Shortcrust pastry
December 25, 2020
This recipe shows that it is possible to get a nice-tasting shortcrust pastry without all the refined flour, sugar and butter/margarine.
Please note I can’t give proper measurements for this recipe as it uses peanut butter as a replacement for the margarine, and the recipe itself will vary a lot depending on how oily your peanut butter is. If it is quite oily, you might be able to get away with a 1:1 replacement of margarine vs peanut butter. Otherwise, you will need to use more peanut butter, and maybe add a bit of oil…
In a large bowl, put 120g fine wholemeal flour (I use atta flour) and 50g brown sugar. Add 90g of peanut butter and mix everything. The consistency should be so that it holds together if pressed, but crumbles easily. Essentially what you would use to make a crumble. If the peanut butter is not very oily, you will probably need to add some peanut butter, mix again and test the crumbliness again.
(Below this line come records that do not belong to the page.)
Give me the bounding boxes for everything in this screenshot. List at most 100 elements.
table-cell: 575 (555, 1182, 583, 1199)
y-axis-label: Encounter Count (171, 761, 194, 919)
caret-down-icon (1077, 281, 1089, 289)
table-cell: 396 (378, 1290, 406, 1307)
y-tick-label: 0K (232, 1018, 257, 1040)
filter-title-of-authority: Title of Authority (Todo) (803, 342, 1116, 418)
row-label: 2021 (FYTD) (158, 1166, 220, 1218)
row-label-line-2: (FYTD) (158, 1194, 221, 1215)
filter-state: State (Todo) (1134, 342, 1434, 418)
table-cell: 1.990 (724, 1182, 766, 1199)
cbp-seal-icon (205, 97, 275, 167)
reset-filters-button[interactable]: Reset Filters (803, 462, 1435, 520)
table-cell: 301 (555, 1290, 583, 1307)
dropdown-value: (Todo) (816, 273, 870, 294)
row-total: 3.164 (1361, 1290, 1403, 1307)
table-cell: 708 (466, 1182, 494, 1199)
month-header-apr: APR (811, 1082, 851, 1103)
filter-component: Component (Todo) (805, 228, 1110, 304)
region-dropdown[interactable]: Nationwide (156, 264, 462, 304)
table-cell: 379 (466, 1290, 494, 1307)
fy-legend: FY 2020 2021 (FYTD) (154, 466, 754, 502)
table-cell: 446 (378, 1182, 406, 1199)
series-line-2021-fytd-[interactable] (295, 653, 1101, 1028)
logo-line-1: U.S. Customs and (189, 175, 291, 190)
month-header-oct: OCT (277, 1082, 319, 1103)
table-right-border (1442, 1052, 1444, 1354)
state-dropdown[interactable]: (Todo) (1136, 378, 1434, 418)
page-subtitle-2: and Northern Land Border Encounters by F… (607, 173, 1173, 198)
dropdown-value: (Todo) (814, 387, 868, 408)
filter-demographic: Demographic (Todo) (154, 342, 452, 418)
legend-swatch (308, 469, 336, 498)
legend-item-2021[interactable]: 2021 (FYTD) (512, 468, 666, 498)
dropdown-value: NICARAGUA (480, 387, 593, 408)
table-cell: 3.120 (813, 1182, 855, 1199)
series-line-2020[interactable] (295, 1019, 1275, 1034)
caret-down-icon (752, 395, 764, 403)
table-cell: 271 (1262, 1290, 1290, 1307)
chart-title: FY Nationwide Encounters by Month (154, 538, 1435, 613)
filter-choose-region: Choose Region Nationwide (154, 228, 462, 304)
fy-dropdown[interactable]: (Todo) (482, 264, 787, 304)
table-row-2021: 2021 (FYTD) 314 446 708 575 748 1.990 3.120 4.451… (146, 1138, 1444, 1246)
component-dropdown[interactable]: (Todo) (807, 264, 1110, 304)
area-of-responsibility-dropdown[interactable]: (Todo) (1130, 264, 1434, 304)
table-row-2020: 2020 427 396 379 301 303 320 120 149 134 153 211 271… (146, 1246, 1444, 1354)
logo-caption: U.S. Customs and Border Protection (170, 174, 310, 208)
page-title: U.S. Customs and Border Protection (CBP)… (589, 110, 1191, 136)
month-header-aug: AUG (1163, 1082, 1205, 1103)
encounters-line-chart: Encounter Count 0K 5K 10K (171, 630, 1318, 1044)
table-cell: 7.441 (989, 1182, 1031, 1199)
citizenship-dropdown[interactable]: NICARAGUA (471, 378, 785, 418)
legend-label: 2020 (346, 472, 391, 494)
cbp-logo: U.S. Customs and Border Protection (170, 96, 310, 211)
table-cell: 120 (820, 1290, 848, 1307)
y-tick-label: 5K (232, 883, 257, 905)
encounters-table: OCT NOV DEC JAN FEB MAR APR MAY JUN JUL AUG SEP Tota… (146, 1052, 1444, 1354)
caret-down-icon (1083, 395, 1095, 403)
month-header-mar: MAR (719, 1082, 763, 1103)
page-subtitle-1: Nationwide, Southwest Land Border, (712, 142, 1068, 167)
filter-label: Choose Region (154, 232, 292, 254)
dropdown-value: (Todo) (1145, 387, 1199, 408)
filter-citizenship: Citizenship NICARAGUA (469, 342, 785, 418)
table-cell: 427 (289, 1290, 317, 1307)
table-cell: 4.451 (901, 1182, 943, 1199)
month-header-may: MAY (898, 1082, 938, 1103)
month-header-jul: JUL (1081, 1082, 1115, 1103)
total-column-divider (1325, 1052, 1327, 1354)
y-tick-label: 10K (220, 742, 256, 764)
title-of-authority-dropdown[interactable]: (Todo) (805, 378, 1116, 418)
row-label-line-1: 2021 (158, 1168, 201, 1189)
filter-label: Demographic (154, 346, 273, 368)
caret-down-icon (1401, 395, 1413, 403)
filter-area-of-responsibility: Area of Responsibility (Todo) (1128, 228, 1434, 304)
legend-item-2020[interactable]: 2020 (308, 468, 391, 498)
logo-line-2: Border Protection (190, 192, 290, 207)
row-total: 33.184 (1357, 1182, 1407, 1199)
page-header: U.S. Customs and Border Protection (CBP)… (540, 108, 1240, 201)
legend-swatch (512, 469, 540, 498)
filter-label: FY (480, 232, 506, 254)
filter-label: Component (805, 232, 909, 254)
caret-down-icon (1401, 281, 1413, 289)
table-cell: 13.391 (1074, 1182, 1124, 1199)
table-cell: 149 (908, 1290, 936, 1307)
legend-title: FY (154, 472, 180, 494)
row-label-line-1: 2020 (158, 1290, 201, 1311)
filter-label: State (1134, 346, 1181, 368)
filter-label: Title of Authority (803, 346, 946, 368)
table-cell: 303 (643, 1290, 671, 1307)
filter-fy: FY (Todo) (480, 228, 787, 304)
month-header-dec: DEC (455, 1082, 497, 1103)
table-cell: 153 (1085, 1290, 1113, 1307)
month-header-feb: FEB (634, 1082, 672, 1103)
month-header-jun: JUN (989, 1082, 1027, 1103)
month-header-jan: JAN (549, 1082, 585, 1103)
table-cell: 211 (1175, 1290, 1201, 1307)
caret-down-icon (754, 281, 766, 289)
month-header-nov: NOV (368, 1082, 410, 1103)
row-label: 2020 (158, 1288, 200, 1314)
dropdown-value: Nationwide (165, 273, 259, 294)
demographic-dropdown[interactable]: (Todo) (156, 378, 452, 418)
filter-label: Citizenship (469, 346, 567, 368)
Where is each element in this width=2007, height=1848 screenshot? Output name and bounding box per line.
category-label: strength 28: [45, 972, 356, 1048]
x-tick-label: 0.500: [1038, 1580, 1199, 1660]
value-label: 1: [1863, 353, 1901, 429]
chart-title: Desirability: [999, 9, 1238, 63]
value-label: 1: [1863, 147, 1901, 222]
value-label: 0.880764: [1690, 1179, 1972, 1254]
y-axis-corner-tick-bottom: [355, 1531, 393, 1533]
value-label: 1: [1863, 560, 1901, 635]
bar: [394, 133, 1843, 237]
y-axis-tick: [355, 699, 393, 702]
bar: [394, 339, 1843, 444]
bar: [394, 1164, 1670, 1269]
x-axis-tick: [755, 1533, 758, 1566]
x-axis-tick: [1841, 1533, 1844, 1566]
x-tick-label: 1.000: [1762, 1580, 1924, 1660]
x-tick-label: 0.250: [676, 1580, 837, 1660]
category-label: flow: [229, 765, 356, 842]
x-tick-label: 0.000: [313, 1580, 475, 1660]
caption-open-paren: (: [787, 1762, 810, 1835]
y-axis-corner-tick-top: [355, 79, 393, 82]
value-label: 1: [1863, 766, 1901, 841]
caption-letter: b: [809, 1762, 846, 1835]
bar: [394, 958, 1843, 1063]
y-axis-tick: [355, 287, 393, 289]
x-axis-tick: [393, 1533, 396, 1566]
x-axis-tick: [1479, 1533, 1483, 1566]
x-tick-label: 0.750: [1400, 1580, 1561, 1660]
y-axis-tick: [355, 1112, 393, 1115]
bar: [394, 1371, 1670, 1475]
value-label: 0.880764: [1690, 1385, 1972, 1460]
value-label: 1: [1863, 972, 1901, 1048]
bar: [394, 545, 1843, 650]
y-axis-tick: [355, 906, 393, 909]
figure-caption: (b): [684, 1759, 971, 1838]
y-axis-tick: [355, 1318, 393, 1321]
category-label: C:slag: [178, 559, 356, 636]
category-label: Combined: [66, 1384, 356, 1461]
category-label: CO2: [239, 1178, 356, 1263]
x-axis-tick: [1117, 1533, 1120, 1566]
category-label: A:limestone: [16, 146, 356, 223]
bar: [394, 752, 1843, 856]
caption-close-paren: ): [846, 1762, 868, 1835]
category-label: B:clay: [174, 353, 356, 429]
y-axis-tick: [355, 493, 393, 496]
You might need to add a tsp or two of coconut oil, which works well but is unfortunately unhealthy because it’s almost pure saturated fat.
After that, add some water (not too much) and mix with your hands. Add more water until the dough holds together nicely.
To roll it, sprinkle some flour (just a tiny bit is enough given that the dough is quite oily) on a kitchen countertop and roll progressively with a pin roller. This step should be done very slowly otherwise the dough will break at the edges. In fact, it’s almost impossible for dough not to break, but try to keep at minimum. Once rolled at the right shape, roll the dough over the pin roller to help you carry it over to the mould. You will typically need to half-bake it (10 minutes at 180C with fan) before adding some toppings.